I am not a rider of SEPTA, but I have to effing pay for it through my taxes. So I just hope if collapses one day.
The natives are revolting. So we will make gas 10 bucks a gallon and force them to ride.
For a few years I lived in the suburbs and commuted into the city on the SEPTA train. Service was OK but not great. Trains were still pretty clean, but I gradually started driving instead because I couldn't rely on SEPTA to get me to work on time.

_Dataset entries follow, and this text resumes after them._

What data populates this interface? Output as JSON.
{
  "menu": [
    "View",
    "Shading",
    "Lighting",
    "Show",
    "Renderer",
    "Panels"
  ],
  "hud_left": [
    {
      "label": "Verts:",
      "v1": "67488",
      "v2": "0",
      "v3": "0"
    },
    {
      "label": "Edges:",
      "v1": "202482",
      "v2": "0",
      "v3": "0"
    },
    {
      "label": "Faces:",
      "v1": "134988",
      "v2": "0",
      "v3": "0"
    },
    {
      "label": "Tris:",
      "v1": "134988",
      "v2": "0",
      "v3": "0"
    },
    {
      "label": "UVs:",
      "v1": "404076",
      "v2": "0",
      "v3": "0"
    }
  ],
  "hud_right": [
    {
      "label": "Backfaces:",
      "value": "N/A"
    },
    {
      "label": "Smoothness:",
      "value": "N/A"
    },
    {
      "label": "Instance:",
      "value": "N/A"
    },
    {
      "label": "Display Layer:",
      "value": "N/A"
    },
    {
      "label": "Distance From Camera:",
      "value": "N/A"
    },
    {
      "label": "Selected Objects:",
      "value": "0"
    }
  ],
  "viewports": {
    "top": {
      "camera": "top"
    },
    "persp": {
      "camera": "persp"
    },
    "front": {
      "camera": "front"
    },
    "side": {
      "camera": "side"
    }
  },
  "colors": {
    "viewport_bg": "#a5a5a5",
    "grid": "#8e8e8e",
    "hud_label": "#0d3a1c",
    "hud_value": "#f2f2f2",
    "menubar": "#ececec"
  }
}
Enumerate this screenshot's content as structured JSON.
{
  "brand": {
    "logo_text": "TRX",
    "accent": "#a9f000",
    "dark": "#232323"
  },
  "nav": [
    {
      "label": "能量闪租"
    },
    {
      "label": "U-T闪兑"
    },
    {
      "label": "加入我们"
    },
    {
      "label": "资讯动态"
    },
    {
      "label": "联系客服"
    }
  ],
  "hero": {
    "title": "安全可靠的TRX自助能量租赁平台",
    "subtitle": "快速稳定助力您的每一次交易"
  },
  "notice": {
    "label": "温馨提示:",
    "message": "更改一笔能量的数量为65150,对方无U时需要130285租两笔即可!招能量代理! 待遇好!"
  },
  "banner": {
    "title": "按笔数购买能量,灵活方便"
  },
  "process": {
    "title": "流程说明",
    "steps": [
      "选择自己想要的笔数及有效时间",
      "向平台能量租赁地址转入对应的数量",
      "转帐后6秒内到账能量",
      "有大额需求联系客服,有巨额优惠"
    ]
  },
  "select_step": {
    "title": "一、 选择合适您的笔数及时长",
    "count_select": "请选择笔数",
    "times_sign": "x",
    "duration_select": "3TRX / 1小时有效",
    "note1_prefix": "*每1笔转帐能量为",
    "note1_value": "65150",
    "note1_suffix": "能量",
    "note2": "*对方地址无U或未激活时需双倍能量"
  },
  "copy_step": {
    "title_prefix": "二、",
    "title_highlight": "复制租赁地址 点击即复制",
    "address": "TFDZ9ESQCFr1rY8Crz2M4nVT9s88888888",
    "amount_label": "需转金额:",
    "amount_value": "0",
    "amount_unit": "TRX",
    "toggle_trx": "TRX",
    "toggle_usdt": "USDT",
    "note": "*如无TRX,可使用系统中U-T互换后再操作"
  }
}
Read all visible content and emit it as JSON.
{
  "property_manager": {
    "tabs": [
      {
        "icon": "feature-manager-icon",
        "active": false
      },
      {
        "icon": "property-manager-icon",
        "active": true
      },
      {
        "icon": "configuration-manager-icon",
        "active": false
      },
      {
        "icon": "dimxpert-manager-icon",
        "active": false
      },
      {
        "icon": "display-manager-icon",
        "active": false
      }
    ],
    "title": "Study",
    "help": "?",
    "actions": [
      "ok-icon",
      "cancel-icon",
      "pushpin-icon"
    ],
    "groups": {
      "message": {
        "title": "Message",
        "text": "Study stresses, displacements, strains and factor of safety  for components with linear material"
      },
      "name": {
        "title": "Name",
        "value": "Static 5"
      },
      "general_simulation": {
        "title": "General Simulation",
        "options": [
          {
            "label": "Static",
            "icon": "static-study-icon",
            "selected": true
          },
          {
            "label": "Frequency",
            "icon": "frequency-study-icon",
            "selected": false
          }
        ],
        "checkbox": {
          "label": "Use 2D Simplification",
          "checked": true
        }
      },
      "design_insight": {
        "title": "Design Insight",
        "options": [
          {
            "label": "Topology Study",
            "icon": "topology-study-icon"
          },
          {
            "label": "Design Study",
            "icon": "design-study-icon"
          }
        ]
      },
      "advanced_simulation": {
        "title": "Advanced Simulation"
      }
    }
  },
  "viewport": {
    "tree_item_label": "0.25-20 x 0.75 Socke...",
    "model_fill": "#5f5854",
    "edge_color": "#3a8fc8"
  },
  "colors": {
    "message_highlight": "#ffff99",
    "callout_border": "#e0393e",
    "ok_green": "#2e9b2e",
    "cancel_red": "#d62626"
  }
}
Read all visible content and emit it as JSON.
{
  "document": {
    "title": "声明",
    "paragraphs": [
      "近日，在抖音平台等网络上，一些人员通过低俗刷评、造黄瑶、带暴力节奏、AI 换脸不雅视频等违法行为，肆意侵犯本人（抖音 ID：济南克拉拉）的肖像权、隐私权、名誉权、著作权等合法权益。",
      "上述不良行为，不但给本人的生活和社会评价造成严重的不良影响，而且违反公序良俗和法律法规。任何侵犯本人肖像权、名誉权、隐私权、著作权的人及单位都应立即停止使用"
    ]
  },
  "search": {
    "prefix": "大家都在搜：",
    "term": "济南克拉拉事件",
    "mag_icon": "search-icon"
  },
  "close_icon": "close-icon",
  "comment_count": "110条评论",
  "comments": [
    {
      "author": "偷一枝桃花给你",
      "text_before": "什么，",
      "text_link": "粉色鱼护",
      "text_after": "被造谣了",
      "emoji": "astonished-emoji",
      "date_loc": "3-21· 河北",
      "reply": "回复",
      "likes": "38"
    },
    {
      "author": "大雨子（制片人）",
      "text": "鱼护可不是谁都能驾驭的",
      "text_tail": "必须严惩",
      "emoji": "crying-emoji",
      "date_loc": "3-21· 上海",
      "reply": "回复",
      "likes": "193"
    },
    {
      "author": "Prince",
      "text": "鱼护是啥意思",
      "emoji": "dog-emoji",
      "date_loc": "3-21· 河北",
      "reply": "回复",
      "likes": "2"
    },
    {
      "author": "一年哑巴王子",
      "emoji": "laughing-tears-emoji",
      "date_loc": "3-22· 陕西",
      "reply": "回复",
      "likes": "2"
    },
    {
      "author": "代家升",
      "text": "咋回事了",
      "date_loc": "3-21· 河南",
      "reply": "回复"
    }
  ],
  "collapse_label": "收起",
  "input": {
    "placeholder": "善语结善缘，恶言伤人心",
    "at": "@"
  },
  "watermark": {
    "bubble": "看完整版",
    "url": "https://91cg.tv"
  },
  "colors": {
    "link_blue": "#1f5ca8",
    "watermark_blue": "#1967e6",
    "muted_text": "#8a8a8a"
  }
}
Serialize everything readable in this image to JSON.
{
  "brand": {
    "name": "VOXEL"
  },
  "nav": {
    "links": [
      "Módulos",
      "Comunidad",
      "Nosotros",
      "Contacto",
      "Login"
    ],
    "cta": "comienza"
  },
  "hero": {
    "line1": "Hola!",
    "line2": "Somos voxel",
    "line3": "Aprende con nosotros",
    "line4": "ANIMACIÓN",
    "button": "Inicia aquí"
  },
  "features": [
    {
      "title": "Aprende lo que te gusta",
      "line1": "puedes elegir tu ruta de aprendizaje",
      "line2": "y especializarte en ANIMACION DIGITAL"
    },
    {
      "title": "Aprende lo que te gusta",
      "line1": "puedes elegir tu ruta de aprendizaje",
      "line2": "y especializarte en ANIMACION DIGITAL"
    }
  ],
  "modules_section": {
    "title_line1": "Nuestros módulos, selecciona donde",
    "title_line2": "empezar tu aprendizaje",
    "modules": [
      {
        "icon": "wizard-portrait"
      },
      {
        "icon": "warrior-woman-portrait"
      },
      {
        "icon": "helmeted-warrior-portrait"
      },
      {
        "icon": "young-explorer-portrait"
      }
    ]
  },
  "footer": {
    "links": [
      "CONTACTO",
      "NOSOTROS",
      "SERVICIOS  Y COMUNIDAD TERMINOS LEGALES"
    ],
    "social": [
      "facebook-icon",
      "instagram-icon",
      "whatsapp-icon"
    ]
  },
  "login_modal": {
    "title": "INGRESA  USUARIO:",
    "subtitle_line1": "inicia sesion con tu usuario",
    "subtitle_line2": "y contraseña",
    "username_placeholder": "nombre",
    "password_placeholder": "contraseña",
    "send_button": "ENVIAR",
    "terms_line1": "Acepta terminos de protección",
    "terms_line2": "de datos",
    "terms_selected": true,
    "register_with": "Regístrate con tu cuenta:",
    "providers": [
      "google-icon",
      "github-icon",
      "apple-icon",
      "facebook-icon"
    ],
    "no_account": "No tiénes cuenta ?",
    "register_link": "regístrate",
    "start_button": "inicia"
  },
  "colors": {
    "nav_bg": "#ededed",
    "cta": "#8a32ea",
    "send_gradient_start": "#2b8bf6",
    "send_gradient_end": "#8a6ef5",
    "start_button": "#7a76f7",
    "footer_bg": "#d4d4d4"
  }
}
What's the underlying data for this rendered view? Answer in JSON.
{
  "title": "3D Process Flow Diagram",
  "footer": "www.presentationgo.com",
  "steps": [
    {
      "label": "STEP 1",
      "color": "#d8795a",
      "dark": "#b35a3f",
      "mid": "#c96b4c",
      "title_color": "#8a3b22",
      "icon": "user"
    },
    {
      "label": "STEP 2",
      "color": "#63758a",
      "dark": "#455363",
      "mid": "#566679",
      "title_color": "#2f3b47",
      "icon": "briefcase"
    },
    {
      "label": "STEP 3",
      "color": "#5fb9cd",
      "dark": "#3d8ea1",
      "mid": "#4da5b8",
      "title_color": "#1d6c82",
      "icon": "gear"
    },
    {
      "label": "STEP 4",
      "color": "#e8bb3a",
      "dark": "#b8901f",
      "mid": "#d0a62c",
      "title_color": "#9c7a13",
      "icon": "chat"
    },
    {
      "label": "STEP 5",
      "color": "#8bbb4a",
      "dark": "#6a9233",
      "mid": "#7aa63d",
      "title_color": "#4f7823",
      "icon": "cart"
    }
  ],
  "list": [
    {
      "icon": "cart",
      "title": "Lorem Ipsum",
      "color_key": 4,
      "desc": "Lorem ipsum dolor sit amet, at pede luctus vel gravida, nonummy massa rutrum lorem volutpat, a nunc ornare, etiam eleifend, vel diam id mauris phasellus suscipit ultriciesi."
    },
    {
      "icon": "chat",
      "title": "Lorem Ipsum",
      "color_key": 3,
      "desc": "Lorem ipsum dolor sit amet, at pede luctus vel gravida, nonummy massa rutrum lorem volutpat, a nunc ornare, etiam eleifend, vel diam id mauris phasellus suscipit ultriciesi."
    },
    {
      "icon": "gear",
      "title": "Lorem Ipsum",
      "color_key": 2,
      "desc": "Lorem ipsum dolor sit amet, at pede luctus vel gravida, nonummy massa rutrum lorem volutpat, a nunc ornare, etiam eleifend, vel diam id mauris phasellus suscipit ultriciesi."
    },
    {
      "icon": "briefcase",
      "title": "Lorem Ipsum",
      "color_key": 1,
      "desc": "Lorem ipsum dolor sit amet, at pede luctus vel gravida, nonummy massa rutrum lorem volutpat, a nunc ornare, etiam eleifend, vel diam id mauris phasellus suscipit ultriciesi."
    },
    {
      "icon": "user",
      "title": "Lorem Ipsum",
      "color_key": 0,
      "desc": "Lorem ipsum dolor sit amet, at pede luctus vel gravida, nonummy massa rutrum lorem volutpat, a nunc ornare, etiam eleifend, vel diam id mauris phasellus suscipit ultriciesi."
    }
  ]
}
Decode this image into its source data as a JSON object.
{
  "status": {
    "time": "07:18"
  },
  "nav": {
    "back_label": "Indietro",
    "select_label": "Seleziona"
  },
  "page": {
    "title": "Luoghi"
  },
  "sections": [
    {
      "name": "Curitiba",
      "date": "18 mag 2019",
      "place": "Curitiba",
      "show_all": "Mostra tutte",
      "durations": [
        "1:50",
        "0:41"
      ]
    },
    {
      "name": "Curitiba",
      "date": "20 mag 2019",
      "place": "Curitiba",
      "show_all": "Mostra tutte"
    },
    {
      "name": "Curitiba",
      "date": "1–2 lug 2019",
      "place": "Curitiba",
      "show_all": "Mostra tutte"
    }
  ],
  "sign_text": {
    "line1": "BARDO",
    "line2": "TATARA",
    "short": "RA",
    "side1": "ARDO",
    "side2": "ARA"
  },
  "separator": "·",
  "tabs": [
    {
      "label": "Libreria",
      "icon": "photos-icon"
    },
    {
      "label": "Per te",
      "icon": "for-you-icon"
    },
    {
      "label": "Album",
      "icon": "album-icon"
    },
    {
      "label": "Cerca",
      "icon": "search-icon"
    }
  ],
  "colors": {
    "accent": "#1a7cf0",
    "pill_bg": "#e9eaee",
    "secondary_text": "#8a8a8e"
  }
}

Since the late 1980's Philadelphia has become progressively more dirty, corrupt and generally dysfunctional. Weak leadership and an unwillingness to enforce reasonable laws of civilized behavior are a big issue. When Rendell, Castille and Abraham served as District Attorneys (1978-2010), criminals were treated more as threats to civilized life and less as pitiable victims in an unfair world. Since 2010, and especially since Krasner was elected, criminals have had less to worry about. It accelerates the spiral. We still go into the city for medical appointments, and our young adult son lives on the outskirts of the city limits. We are careful, drive ourselves, and haven't gone into Philadelphia for an evening of dinner and entertainment in probably 15 years. It is really sad to see what has happened to our nation's cities.
My daughter loves to recount the time she saw a live crab shuffling down the aisle on a Broad Street line car.
I could be delivered nearly door to door, totally reimbursed to work, yet I walk or pay $12 ones a day to avoid the riff-raff.
I’d used SEPTA for 20+ years, but things are deteriorating with a quickness.